Actually, I’m convinced that every single human being (k, maybe some animals, too) has been given there own “thing” like this,
that when found and used can bring happiness, confidence, courage and strength to our lives while bringing so much good to those around us as well.
But the worry, complication and pain of life has a way of getting in and fogging everything up so that we can barely see two feet in front of us, let alone what’s buried deep down in our hearts.
And because of that, we can forget about our gift… or totally miss it altogether, never even realizing that it’s there, quietly waiting.

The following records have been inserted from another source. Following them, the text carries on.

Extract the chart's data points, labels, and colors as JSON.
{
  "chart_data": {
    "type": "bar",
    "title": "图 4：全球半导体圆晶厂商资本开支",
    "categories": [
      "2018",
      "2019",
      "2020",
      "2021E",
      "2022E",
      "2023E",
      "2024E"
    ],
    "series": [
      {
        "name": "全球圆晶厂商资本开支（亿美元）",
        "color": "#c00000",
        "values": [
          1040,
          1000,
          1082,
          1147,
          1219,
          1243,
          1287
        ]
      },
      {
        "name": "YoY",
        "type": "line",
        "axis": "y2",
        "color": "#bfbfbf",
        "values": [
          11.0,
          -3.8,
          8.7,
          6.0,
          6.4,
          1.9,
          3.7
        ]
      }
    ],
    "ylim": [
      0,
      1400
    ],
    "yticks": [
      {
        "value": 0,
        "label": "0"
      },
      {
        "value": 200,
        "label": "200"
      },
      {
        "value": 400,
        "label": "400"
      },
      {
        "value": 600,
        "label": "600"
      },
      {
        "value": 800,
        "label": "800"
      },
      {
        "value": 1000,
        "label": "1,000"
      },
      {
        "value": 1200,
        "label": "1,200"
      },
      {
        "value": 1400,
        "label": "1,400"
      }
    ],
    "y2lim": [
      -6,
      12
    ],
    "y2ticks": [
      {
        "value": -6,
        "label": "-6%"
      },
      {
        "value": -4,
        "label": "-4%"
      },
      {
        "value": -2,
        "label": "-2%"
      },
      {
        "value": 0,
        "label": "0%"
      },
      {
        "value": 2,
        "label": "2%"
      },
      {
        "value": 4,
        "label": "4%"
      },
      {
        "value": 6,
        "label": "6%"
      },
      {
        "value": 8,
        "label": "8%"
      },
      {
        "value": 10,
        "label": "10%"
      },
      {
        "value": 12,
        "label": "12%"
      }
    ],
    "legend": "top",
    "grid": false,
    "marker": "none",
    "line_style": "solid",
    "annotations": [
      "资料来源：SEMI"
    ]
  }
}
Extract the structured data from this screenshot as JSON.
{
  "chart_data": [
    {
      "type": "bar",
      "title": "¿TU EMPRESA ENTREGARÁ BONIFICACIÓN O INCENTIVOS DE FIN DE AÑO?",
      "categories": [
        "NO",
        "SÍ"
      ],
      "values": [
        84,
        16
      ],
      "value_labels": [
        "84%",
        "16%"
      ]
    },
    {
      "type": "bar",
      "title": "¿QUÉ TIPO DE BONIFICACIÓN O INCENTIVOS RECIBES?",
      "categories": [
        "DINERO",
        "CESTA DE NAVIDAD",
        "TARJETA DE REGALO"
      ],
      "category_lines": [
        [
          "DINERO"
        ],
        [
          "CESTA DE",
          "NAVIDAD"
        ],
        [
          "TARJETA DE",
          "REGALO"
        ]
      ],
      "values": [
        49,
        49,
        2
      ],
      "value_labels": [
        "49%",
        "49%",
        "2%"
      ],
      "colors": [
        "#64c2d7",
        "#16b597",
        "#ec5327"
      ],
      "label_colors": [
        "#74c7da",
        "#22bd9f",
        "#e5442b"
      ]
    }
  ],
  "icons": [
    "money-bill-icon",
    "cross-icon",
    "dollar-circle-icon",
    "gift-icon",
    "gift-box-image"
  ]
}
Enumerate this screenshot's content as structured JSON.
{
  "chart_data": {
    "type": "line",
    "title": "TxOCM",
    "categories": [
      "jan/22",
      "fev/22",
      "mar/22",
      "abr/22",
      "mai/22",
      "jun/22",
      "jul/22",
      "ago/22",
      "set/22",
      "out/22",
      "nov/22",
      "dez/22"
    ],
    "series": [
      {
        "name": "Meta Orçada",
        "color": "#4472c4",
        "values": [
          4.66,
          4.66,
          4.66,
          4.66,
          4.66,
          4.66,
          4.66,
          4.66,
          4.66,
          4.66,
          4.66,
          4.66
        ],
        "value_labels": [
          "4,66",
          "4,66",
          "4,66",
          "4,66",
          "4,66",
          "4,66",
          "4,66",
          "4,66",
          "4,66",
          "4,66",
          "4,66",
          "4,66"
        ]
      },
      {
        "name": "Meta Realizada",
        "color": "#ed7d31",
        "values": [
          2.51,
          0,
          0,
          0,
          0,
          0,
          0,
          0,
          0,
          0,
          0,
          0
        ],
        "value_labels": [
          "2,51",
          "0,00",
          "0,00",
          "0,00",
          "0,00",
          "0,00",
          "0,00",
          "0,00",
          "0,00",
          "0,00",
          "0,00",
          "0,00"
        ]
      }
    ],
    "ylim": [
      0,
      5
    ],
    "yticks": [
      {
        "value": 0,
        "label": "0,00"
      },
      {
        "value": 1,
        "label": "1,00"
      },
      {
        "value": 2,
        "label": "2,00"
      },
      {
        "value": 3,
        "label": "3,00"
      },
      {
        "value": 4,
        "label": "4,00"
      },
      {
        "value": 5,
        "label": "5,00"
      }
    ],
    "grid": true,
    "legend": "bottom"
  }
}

But I can see Sofie’s gift plain as day, and right now so can she, and that’s why I’m happy-bursting.
That she’s already found it.
‘Cause you better believe that if that girl ever gets lost somewhere on this road of life, and the fog gets so thick that she just can’t find her way around,
as long as I still have legs, I’m going to be standing right next to her in the middle of that swirling fog, whispering into her ear the things I know about her gift,
reminding her where it is,
helping her find it again.
And I know that if for some reason neither Thomas nor I are still here to stand next to her, God will either send someone in our place to do the whispering, or He’ll do it Himself.
‘Cause we all got our “thing”-gift from Him, and I know He’s all about the whispering.
And I pray that she’ll always find her way back to it.
Sofie found a drawing of a teenage unicorn online one day, and decided to try her own hand at it. (Sofie’s version, above. We’re not sure of the original artist, unfortunately.)
And then we both decided it might be an awfully fun cake to create for her birthday.
Happy 13th birthday to my very own teenage unicorn.